Jumat, 14 September 2018 - 21:22:36 WIB


Wartariau.com – Jakarta masih menjadi target peredaran sabu. Tiga orang pengedar sabu berkemasan teh China dibekuk di Jakarta. Sabu tersebut diketahui berasal dari Myanmar.

Direktur Tindak Pidana Narkoba Bareskrim Polri, Brigadir Jenderal Polisi Eko Daniyanto menuturkan, tim Subdirektorat 3 Bareskrim Polri melakukan penyidikan selama dua pekan. Hingga akhirnya, pada Minggu 9 September tim menangkap SA di Pasar Minggu, Jakarta Selatan.

"Saat tersangka “SA" akan melakukan transaksi tim berhasil mengamankan tersangka berikut barang bukti berupa 11 paket sabu," kata Eko di kantor Direktorat Tindak Pidana Narkoba Bareskrim Polri, Cawang, Jakarta Timur, Jumat, 14 September 2018.

Paket berisikan kemasan teh China bertuliskan “guanyinwang”. Diketahui paket itu berisi narkotika jenis metamfetamina dengan total berat bruto masing-masing paket 1,04 kilogram.

Kemudian, lanjut Eko, tim melakukan pengembangan, petugas juga mengamankan tersangka AR di Pasar Minggu Jakarta Selatan. AR diciduk berikut barang bukti satu plastik bening berisi metamfetamina sabu, dengan berat bruto 725 gram.

Eko melanjutkan, berdasarkan penyelidikan, kedua orang tersebut dikendalikan oleh seorang pelaku lain. Akhirnya, di hari yang sama, pada malam hari, tim mengamankan tersangka  DF di Bekasi. Bersama DF, diamankan pula barang bukti empat paket teh China dengan kemasan yang sama.

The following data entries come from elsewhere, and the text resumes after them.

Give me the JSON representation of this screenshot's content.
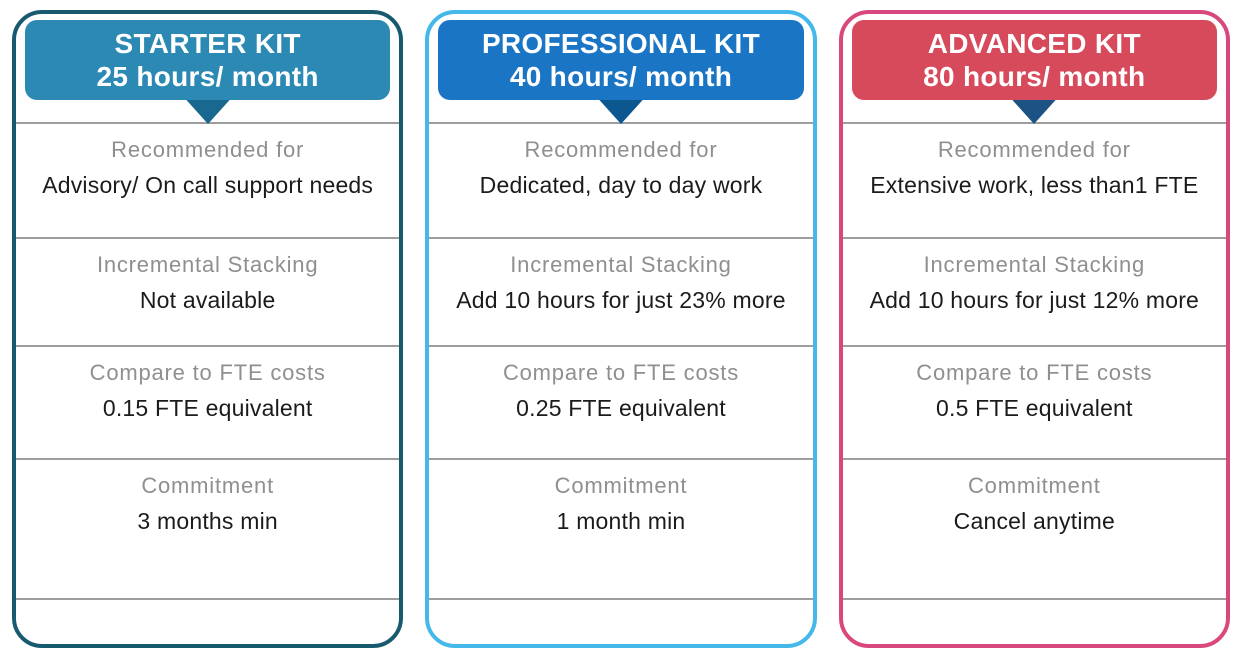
{
  "page": {
    "background": "#ffffff",
    "divider_color": "#9e9e9e",
    "label_color": "#8f8f8f",
    "value_color": "#1b1b1b"
  },
  "cards": [
    {
      "title": "STARTER KIT",
      "subtitle": "25 hours/ month",
      "colors": {
        "border": "#175a6e",
        "header_bg": "#2b89b3",
        "pointer": "#19688f"
      },
      "rows": [
        {
          "label": "Recommended for",
          "value": "Advisory/ On call support needs"
        },
        {
          "label": "Incremental Stacking",
          "value": "Not available"
        },
        {
          "label": "Compare to FTE costs",
          "value": "0.15 FTE equivalent"
        },
        {
          "label": "Commitment",
          "value": "3 months min"
        }
      ]
    },
    {
      "title": "PROFESSIONAL KIT",
      "subtitle": "40 hours/ month",
      "colors": {
        "border": "#44b8e9",
        "header_bg": "#1a76c4",
        "pointer": "#0d5790"
      },
      "rows": [
        {
          "label": "Recommended for",
          "value": "Dedicated, day to day work"
        },
        {
          "label": "Incremental Stacking",
          "value": "Add 10 hours for just 23% more"
        },
        {
          "label": "Compare to FTE costs",
          "value": "0.25 FTE equivalent"
        },
        {
          "label": "Commitment",
          "value": "1 month min"
        }
      ]
    },
    {
      "title": "ADVANCED KIT",
      "subtitle": "80 hours/ month",
      "colors": {
        "border": "#d9487c",
        "header_bg": "#d74a5c",
        "pointer": "#1c5384"
      },
      "rows": [
        {
          "label": "Recommended for",
          "value": "Extensive work, less than1 FTE"
        },
        {
          "label": "Incremental Stacking",
          "value": "Add 10 hours for just 12% more"
        },
        {
          "label": "Compare to FTE costs",
          "value": "0.5 FTE equivalent"
        },
        {
          "label": "Commitment",
          "value": "Cancel anytime"
        }
      ]
    }
  ]
}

Sehingga, jumlah tersangka adalah tiga orang dengan total barang bukti sekitar 16 kilogram yang akan diedarkan di Jakarta. "Asal usul barang dari Myanmar," kata Eko.

Melihat asal usul barang tersebut, diduga pengedar tersebut berkaitan dengan jaringan internasional. Kendati demikian, menurut Eko, petugas masih melakukan pengembangan lebih lanjut pada para pelaku. Eko mengklaim, melihat jumlah barang bukti yang diungkap, jumlah jiwa yang diselamatkan sebanyak 65.400 jiwa.

Pelaku terancam Pasal 114 ayat 2 juncto pasal 132 ayat 1 uu RI no.35 tahun 2009 tentang narkotika. Pelaku juga terancam pasal 112 ayat 2 juncto pasal 132 ayat 1 UU RI nomor 35 tahun 2009 tentang narkotika.

Pelaku terancam pidana mati, pidana penjara seumur hidup, atau pidana penjara paling singkat enam tahun, dan paling lama 20 tahun, dan pidana denda hingga Rp10 miliar.